County pension dispute hinges on public notice


Lawyers for Anne Arundel County and a taxpayers group squared off before a Circuit Court judge yesterday, arguing whether the County Council gave taxpayers sufficient notice before increasing pension benefits for elected and appointed officials.

Robert C. Schaeffer and his Anne Arundel Taxpayers Association (AATA) want to see the increase struck down because changes made by the 1989 law left the county's pension fund with $14 million less than it needed to remain solvent.
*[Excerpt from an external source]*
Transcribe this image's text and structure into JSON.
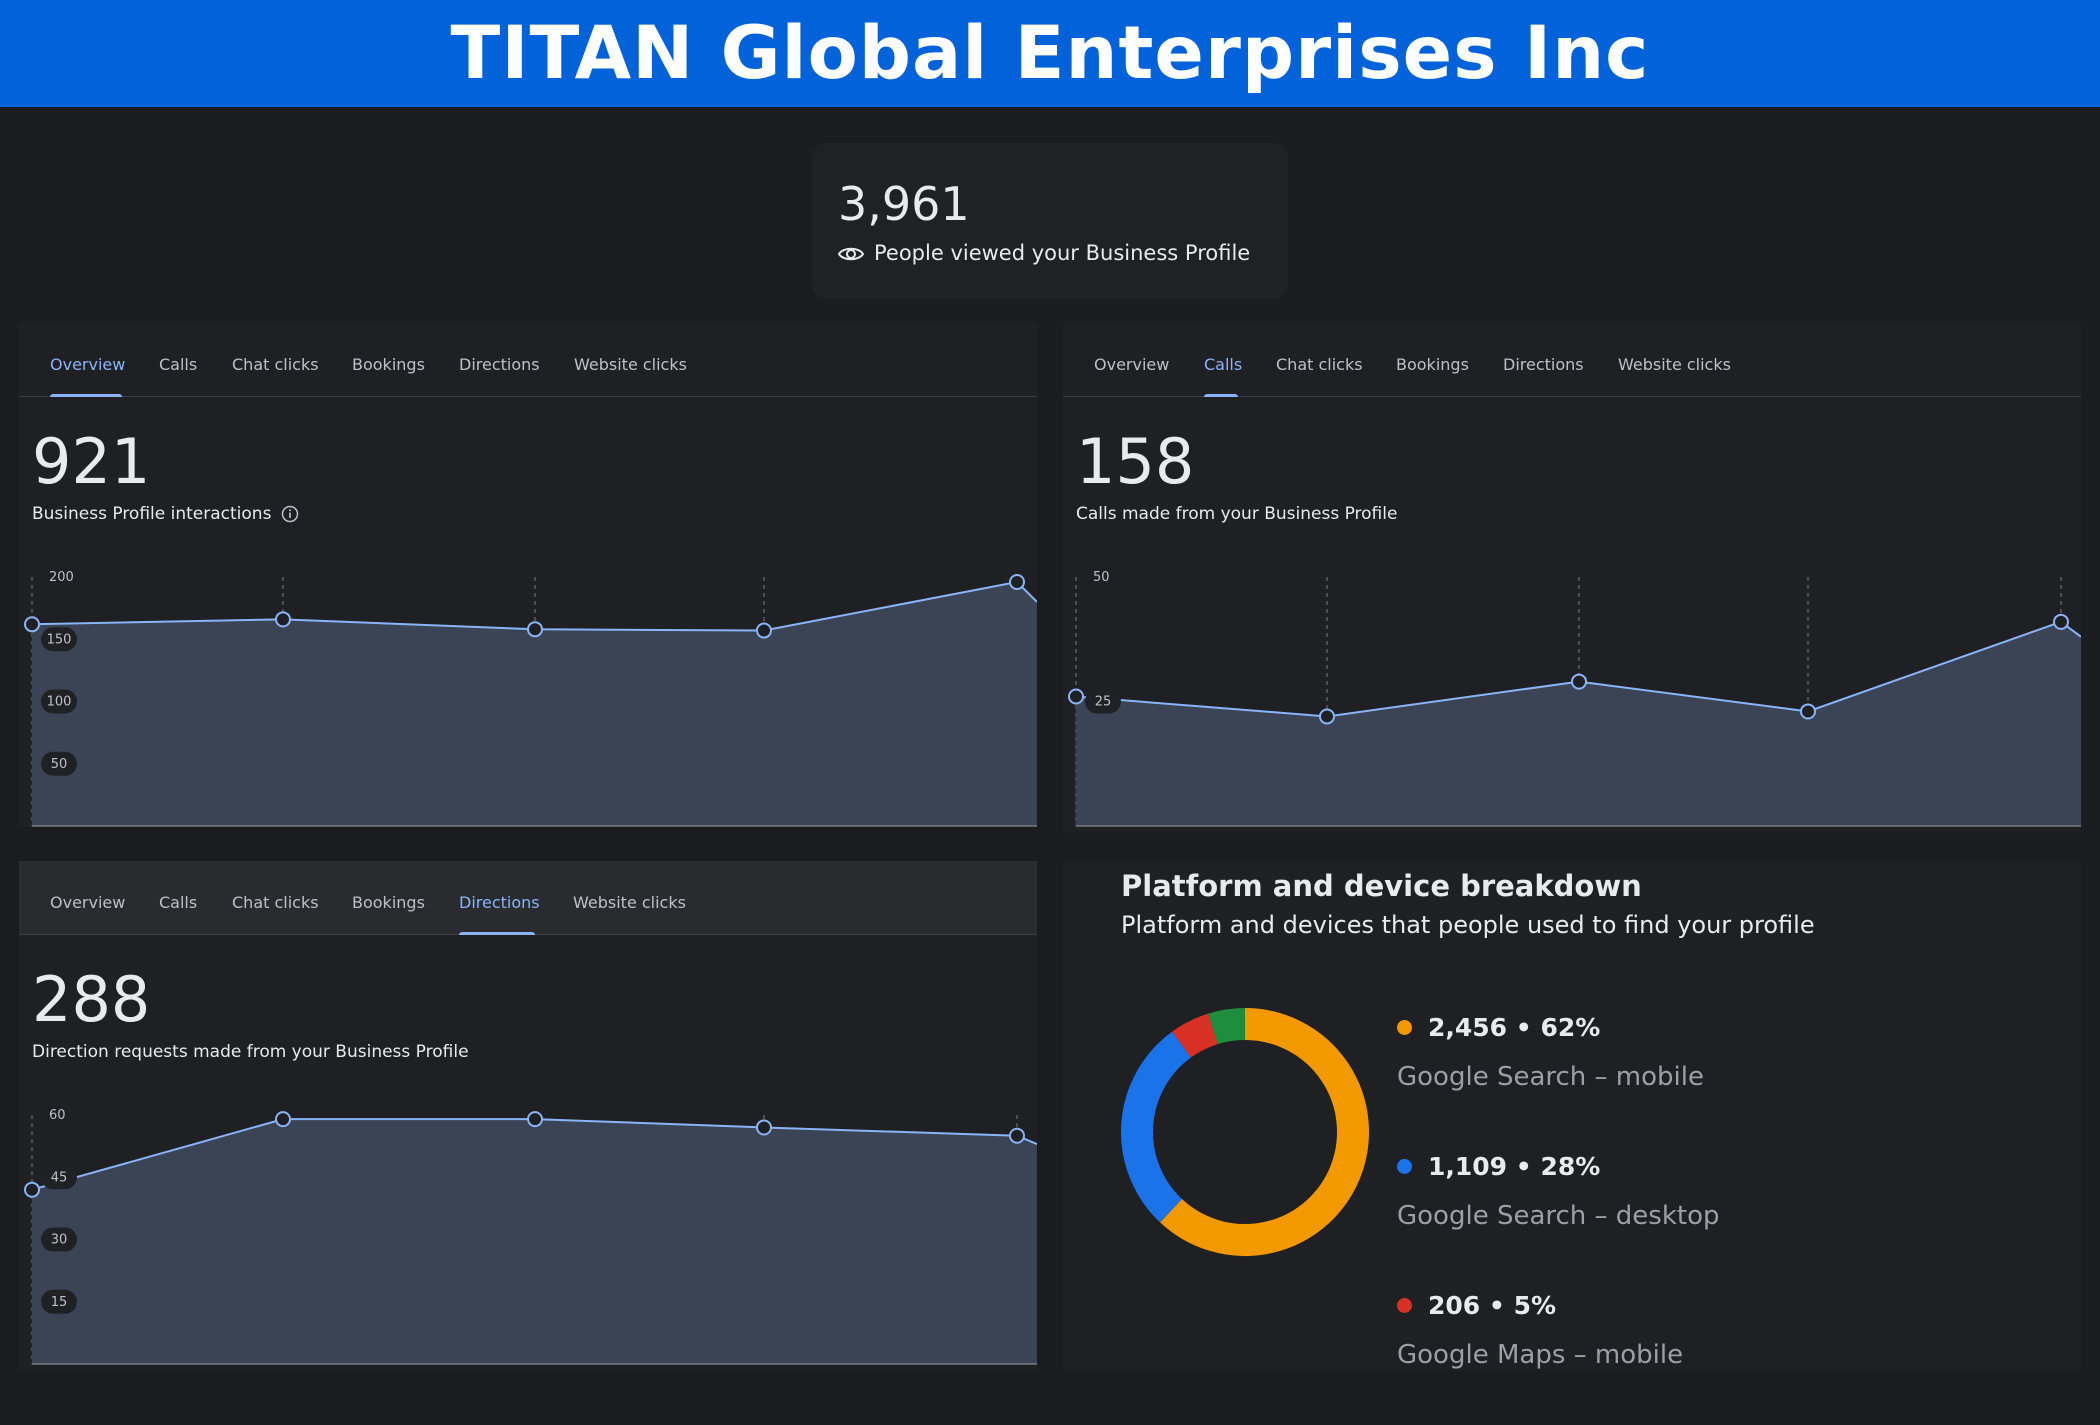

The group is seeking to have the law declared invalid on technical grounds, arguing that the County Council did not advertise the bill for the two weeks as it believes state law requires.

Council Vice Chairwoman Maureen Lamb, an Annapolis Democrat, has introduced a bill that would take the matter a step further. In addition to invalidating the 1989 law, Ms. Lamb's bill would have officials who collected the increased benefits pay them back to the county, plus 4 percent interest.

A public hearing on Ms. Lamb's bill has been set for Feb. 22, when it may be voted on.

Attorneys for both sides yesterday tried to persuade Judge Eugene M. Lerner to rule on the dispute himself, without going to trial. If Judge Lerner denies both motions for summary judgment, the suit will go to trial March 14.

At issue is a provision of the state constitution requiring that notice of legislative action on a proposed bill be made "once a week for two consecutive weeks" in a newspaper prior to enactment.

David A. Plymyer, deputy county attorney, told Judge Lerner that by advertising the bill three times in two successive weeks -- on May 8, May 10 and May 15, the day the council voted on it -- the county fulfilled the notification requirement. He rejected the notion that the council was trying to hurry the bill through so nobody would notice.

"It was voted on at a normal legislative day. And there was nothing secretive about this particular action," he said.

"In this particular case, it seems to me about everybody agrees this was a bad piece of legislation," Mr. Plymyer said. "But the remedy at this point is not a judicial one. It's in the County Council, where it belongs."

But AATA attorney John R. Greiber Jr. repeated what he said was a simple point: Two weeks means 14 days, and the county only allowed seven days between the first advertisement of the bill and its passage by the council.

"What we're talking about is the cornerstone of our legal system, which is notice and the opportunity to be heard," Mr. Greiber said.

Mr. Greiber argued that the May 8 advertisement was invalid because the number of the bill, 36-89, was not printed in the correct place. A corrected version of the bill was published May 10.

Mr. Plymyer countered that the law does not require the publication of the bill's number.

Because the first advertisement was invalid, Mr. Greiber argued, and someone easily could have missed the May 10 correction, the notice on May 15, the day of the council meeting, left little preparation time for a taxpayer who wanted to testify.

Mr. Greiber noted that the Capital, the newspaper in which the bill was advertised, must be delivered by 5 p.m. Because the council meeting started at 7:40 p.m., a taxpayer theoretically only had 2 hours and 40 minutes to read the paper, get a copy of the bill and prepare to testify before the council.

"That is absolutely outrageous. It flies in the face of common sense and it strains credibility beyond the breaking point," Mr. Greiber said.

"Clearly, if the legislature had wanted to say once in each of two weeks, it would have said once in each of two weeks," Mr. Greiber said. "If you're going to err, the legislature is going to err on the side of notice."

In addition to arguing against Mr. Greiber's contentions, Mr. Plymyer contended that the AATA has exceeded the three-year statute of limitations for civil suits involving contracts.

Mr. Greiber countered that, because a law is at issue, the statute of limitations should be 12 years.

Mr. Greiber added that the AATA did not realize there had been "an injury" requiring legal action until an audit revealed last year that the pension fund was in financial trouble.

Avery Aisenstark, attorney for former Recreation and Parks Director Joseph McCann, told Judge Lerner that many people made crucial decisions, such as whether to work for Anne Arundel County or to retire, based on the pension as established in 1989.

"This is not just an ordinance. This is a vested contract right," Mr. Aisenstark said. "What we have here is people who have relied in good faith on that contract."

Mr. McCann, who retired in April 1992 after 22 years of county service, said in an affidavit that he would suffer great hardship if the law were overturned.

He receives a pension of $46,200 a year, 55 percent of his final salary of $84,500. Voiding the 1989 pension enhancement would reduce his pension by $8,175 per year.